A Polícia Civil de Alagoas concluiu que as mortes dos policiais civis Yago Gomes Pereira, 33, e Denivaldo Jardel Lira Moraes, 47, ocorridas na madrugada do dia 20 de maio deste ano, em Delmiro Gouveia, foram cometidas pelo também policial civil Gildate Góes Moraes. Ele foi indiciado por homicídio qualificado pela impossibilidade de defesa das vítimas.
O resultado do inquérito foi divulgado à imprensa no começo da tarde desta quarta-feira (17). Os trabalhos foram conduzidos pela comissão formada pelos delegados Sidney Walston Tenório de Araújo, Flávio Dutra de Melo e Leandro Martins da Silva.

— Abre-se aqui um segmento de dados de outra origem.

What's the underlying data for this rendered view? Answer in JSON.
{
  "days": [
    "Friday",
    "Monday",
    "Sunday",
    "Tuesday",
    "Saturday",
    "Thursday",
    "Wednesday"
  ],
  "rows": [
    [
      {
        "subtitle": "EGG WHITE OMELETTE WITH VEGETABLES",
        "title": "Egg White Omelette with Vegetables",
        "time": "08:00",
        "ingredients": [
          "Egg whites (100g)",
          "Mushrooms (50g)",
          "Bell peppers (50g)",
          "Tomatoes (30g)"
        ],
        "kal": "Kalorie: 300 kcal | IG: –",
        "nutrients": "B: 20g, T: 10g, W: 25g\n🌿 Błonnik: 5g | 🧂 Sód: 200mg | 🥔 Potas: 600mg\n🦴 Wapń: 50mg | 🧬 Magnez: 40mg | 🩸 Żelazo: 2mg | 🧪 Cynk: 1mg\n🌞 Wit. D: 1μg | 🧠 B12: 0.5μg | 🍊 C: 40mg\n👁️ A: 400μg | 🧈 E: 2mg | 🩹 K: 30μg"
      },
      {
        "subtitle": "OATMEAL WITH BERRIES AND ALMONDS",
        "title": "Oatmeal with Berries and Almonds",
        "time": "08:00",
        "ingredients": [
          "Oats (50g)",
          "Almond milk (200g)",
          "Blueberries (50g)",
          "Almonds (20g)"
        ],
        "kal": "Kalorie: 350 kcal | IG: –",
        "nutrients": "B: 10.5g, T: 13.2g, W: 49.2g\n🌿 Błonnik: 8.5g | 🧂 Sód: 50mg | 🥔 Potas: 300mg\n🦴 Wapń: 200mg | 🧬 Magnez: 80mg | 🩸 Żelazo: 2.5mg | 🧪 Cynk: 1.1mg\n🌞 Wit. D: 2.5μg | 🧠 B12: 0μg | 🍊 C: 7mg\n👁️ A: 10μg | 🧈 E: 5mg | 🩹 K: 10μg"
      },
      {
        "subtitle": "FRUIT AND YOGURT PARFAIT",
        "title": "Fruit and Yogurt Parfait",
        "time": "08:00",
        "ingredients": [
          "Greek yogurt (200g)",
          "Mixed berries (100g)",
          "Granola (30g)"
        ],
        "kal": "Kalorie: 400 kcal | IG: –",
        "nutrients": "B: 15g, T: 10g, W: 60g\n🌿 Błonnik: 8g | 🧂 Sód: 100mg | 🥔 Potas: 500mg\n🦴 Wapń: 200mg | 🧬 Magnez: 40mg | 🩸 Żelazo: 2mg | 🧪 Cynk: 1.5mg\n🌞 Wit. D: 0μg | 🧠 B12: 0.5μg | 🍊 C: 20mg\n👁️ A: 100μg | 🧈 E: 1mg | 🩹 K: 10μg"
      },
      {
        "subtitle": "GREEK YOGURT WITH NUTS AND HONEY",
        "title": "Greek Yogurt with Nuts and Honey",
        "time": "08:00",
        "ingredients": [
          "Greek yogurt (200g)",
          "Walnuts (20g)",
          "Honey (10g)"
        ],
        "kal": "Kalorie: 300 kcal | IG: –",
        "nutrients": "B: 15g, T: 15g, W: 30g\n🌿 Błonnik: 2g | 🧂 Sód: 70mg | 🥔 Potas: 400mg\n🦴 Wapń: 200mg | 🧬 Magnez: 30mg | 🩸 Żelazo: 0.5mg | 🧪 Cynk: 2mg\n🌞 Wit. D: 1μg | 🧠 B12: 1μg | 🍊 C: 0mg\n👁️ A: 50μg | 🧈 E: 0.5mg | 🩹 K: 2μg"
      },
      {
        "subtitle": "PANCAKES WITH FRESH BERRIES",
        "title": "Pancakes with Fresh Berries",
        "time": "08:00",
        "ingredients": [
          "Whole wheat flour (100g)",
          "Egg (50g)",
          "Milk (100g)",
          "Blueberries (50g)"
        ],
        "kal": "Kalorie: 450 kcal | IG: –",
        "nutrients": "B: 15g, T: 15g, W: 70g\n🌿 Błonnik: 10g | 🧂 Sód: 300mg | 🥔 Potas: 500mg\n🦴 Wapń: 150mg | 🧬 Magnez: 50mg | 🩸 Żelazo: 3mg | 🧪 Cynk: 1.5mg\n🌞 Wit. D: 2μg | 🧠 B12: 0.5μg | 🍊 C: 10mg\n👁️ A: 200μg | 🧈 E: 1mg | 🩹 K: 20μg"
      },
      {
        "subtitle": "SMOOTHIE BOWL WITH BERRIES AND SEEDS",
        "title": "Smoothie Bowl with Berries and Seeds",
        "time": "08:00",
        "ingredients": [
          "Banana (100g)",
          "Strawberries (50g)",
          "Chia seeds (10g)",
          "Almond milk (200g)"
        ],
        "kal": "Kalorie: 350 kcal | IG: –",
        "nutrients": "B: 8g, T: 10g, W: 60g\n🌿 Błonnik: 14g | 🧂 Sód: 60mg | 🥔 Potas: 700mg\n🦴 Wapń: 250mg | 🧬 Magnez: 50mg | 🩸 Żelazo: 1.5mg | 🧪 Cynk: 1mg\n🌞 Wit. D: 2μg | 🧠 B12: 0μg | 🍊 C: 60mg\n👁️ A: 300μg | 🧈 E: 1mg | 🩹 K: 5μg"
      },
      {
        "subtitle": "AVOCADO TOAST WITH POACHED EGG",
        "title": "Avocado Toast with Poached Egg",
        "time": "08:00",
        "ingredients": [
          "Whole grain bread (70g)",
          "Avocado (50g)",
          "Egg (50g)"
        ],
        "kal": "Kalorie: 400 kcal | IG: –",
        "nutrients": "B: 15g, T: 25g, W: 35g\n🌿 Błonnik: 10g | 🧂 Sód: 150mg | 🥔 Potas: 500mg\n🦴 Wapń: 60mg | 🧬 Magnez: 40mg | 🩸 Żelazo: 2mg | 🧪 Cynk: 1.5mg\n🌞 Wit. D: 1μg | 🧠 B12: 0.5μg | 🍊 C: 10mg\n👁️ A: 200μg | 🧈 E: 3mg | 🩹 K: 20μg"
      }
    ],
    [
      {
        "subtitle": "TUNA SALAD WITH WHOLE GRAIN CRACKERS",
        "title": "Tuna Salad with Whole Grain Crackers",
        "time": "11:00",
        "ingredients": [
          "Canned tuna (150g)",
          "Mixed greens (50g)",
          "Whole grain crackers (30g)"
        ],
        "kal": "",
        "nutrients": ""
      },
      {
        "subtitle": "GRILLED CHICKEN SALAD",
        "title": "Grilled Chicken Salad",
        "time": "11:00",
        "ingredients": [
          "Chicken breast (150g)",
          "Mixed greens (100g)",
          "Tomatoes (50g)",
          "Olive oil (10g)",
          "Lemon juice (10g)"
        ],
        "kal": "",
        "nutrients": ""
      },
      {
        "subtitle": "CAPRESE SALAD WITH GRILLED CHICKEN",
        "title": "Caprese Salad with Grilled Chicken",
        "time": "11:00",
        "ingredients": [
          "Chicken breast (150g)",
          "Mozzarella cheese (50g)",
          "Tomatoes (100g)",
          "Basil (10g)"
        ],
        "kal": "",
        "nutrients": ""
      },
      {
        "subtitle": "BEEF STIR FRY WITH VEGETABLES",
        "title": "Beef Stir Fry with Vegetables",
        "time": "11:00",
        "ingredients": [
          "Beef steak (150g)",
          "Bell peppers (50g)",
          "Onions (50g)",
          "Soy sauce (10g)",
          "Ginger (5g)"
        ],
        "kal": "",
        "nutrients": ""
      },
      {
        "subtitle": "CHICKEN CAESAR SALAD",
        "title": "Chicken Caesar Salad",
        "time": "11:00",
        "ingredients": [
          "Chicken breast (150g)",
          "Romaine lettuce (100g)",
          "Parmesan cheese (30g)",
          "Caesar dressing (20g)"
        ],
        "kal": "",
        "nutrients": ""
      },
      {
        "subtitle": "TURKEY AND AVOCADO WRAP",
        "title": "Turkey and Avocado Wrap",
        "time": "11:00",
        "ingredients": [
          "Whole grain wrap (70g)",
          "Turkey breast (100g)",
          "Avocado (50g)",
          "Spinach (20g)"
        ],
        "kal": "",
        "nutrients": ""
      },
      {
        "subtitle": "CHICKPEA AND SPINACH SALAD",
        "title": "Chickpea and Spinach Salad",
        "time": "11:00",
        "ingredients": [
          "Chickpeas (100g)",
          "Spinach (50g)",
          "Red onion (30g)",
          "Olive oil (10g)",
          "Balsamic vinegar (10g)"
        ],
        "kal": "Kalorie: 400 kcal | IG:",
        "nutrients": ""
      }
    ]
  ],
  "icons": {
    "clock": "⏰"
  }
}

Baseada nas perícias balísticas e nos exames realizados no veículo onde ocorreram os crimes, a investigação concluiu que Gildate teria primeiro disparado contra a nuca de Denivaldo. Na sequência, Yago ainda teria tentado se defender, utilizando as mãos, mas também foi baleado, na têmpora.
Ambos morreram no local.
Ainda conforme a PC, as quebras de sigilos telefônicos e telemáticos realizadas durante a investigação não identificaram elementos indicativos de premeditação, levando a comissão a concluir “que os homicídios decorreram de uma situação momentânea ocorrida no interior do veículo, sem evidências de motivação prévia para o crime”.
Com base em testemunhos e exames realizados, as investigações concluíram, ainda que o trio consumiu bastante bebida alcóolica. Já os exames toxicológicos descartaram o uso de drogas ilícitas ou de medicamentos de uso controlado pelos três policiais.
A comissão de delegados também representou pela prorrogação da prisão preventiva do investigado e encaminhou o inquérito ao Poder Judiciário e ao Ministério Público para as providências cabíveis.
Gildate Goes está preso preventivamente desde o dia do crime, 20 de maio. Em depoimento, ele alegou ter sofrido um “apagão” supostamente após consumir álcool som as vítimas, Yago Gomes Pereira, de 33 anos, e Denivaldo Jardel Lira Moraes, de 47 anos.